Beyond the purchases of savers, Fernández introduced a specific concern. In his view, part of the dollar purchases were made by IFE beneficiaries, who as soon as they receive the $ 10,000 of the benefit, buy dollars in the official market and resell it in the informal -operation known as puré- to make a profit. 20 or 25% plus the IFE. He suggested that this was not right, and recalled that some time ago the Government thought of prohibiting the purchase of foreign currency to the beneficiaries of the IFE: Fernández also insisted on a deeply rooted reasoning, which points out that Argentines buy dollars for a “sociological and cultural ” dismissing the evidence that Argentines buy dollars in self-defense, or in defense of their heritage.
Miguel Pesce, president of the Central Bank
All that was in the morning. In the afternoon, spokesmen for the Ministry of Economy had to go out to communicate - not officially - that for now there will be no modifications to the operation known as "savings dollar."
From sources close to Minister Martín Guzmán it was said that “the current savings dollar operation continues. There are no changes. Those interested in such acquisitions may continue to do so for up to US $ 200 per month ”.
It was also said that it is expected that once the exchange is closed, the pressure on the dollar will ease, especially from the issuance of a bond in dollars, which can be subscribed with pesos. In other words, the option of dollarizing will be opened but buying sovereign debt and not directly banknotes. "There is no measure under study, therefore, that goes in the direction of reducing or preventing the purchase of savings dollars," they insisted on Economy.
The mention of the debt swap is interesting. Especially since it was expected that the exchange rate calm would arrive after it was learned that the main bondholders accepted the Argentine offer. It is worth remembering that in May, the head of the Central Bank, Miguel Pesce, had said in a journalistic interview that he expected "greater flexibility" of the stocks after the debt swap. That, for now, seems far from happening.

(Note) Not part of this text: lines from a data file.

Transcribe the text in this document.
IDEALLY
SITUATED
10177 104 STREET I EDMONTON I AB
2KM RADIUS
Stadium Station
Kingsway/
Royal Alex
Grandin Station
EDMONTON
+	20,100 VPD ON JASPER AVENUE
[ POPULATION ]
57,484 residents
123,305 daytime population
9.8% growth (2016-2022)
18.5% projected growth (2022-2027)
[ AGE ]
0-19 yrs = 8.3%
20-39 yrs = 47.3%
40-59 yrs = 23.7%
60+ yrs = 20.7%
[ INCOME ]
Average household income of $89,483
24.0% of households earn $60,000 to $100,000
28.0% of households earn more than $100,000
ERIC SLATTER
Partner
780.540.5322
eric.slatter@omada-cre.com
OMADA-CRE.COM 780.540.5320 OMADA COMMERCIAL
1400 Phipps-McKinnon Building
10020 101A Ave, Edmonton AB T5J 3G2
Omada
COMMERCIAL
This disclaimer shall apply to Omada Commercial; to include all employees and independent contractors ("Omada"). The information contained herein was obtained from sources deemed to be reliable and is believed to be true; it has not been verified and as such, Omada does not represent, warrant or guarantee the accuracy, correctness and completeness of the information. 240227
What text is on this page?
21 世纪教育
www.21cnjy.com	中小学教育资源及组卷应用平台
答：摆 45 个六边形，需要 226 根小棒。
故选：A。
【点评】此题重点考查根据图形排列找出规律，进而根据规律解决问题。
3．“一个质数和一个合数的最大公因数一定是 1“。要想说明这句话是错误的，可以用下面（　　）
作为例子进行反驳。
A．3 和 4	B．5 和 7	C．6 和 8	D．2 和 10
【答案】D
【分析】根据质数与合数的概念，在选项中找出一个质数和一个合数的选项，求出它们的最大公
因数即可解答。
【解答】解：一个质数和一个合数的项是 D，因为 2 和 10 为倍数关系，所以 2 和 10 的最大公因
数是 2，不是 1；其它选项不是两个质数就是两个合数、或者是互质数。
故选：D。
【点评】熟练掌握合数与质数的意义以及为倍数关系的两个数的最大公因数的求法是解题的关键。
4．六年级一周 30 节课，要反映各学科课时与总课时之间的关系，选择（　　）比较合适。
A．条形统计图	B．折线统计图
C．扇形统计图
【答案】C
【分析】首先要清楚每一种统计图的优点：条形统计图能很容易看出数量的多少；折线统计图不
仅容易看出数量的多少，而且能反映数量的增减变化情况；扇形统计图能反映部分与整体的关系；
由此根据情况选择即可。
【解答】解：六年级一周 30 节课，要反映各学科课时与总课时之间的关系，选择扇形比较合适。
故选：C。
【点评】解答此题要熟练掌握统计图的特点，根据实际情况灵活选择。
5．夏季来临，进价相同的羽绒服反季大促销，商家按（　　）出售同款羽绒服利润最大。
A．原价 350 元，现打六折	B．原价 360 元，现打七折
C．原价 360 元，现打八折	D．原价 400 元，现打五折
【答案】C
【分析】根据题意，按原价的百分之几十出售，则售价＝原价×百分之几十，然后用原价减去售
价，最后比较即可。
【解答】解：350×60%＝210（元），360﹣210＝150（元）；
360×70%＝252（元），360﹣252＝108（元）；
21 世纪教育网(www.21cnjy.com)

Also yesterday morning, Cecilia Todesca, the chief adviser to the Cabinet Headquarters, spoke on the radio, who also acknowledged that she was looking at the day-to-day of the exchange market, but did not advance on imminent changes in operations. She did say two important things: that you had to "make friends" with the stocks, and that you had to convince people that investing in pesos can be a good business.
Finally, at least for now, and as this newspaper had anticipated on Saturday, the Government will not introduce changes. The duration of this ratification remains to be seen.
It is worth remembering the context in which this discussion occurs. Importers pay the dollar at about 73 pesos. Soybean exporters receive 51 pesos for every dollar settled. Retail savers pay it $ 100 with PAIS tax. In the stock market you pay about $ 126. There are so many exchange rates and gaps that it is totally understandable that the market suspects that something may happen to the dollar. And what is feared is a devaluation that will hit savers and wage earners once again.